On rooted $k$-connectivity problems in quasi-bipartite digraphs

TL;DR

This paper presents a simple combinatorial algorithm for a generalized directed rooted $k$-connectivity problem in quasi-bipartite digraphs, achieving the same approximation ratio as previous LP-based methods.

Contribution

It introduces a new combinatorial approach that extends prior LP-based algorithms to more general cases of the problem.

Findings

Achieves an $O( ln k ln |T|)$ approximation ratio.

Applicable to more general problem settings beyond previous work.

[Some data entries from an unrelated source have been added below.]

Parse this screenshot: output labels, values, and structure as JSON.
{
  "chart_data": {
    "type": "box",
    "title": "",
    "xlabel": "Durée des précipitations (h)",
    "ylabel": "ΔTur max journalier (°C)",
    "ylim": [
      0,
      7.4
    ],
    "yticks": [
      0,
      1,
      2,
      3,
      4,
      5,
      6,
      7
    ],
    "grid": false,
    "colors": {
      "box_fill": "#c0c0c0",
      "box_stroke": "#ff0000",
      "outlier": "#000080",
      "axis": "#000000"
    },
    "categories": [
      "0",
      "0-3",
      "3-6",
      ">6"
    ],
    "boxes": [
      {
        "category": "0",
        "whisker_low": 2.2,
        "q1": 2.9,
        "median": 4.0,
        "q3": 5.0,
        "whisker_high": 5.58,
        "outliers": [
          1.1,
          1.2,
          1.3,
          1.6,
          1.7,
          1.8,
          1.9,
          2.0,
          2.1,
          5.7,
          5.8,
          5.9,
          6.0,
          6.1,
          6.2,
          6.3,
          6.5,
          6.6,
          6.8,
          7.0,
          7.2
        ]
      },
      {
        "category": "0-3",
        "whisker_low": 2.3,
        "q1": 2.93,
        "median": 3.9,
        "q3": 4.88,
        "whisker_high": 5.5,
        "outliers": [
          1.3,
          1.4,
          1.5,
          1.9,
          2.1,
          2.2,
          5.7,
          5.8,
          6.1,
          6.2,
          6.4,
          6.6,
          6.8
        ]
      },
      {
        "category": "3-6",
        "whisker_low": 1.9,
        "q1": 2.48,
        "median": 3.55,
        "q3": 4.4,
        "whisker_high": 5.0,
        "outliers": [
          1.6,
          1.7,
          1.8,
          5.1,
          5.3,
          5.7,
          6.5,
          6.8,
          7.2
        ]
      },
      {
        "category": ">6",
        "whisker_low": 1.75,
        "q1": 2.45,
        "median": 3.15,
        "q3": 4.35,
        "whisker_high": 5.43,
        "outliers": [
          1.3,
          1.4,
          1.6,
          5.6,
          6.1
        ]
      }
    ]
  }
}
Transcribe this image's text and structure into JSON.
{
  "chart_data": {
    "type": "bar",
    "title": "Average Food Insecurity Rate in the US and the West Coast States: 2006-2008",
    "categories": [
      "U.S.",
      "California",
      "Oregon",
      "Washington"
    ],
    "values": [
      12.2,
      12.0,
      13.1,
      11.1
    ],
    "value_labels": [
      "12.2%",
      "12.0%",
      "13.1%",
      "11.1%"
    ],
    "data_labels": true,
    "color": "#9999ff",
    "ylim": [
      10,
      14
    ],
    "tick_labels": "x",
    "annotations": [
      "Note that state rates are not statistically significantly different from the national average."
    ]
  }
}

Simplifies the algorithmic approach for quasi-bipartite instances.

Abstract

We consider the directed Min-Cost Rooted Subset $k$-Edge-Connection problem: given a digraph $G=(V,E)$ with edge costs, a set $T \subseteq V$ of terminals, a root node $r$, and an integer $k$, find a min-cost subgraph of $G$ that contains $k$ edge disjoint $rt$-paths for all $t \in T$. The case when every edge of positive cost has head in $T$ admits a polynomial time algorithm due to Frank [Discret. Appl. Math. 157(6):1242-1254, 2009], and the case when all positive cost edges are incident to $r$ is equivalent to the $k$-Multicover problem. Chan, Laekhanukit, Wei, and Zhang [APPROX/RANDOM, 63:1-63:20, 2020] gave an LP-based $O(\ln k \ln |T|)$-approximation algorithm for quasi-bipartite instances, when every edge in $G$ has an end (tail or head) in $T \cup \{r\}$. We give a simple combinatorial algorithm with the same ratio for a more general problem of covering an arbitrary $T$-intersecting supermodular set function by a minimum cost edge set, and for the case when only every positive cost edge has an end in $T \cup \{r\}$.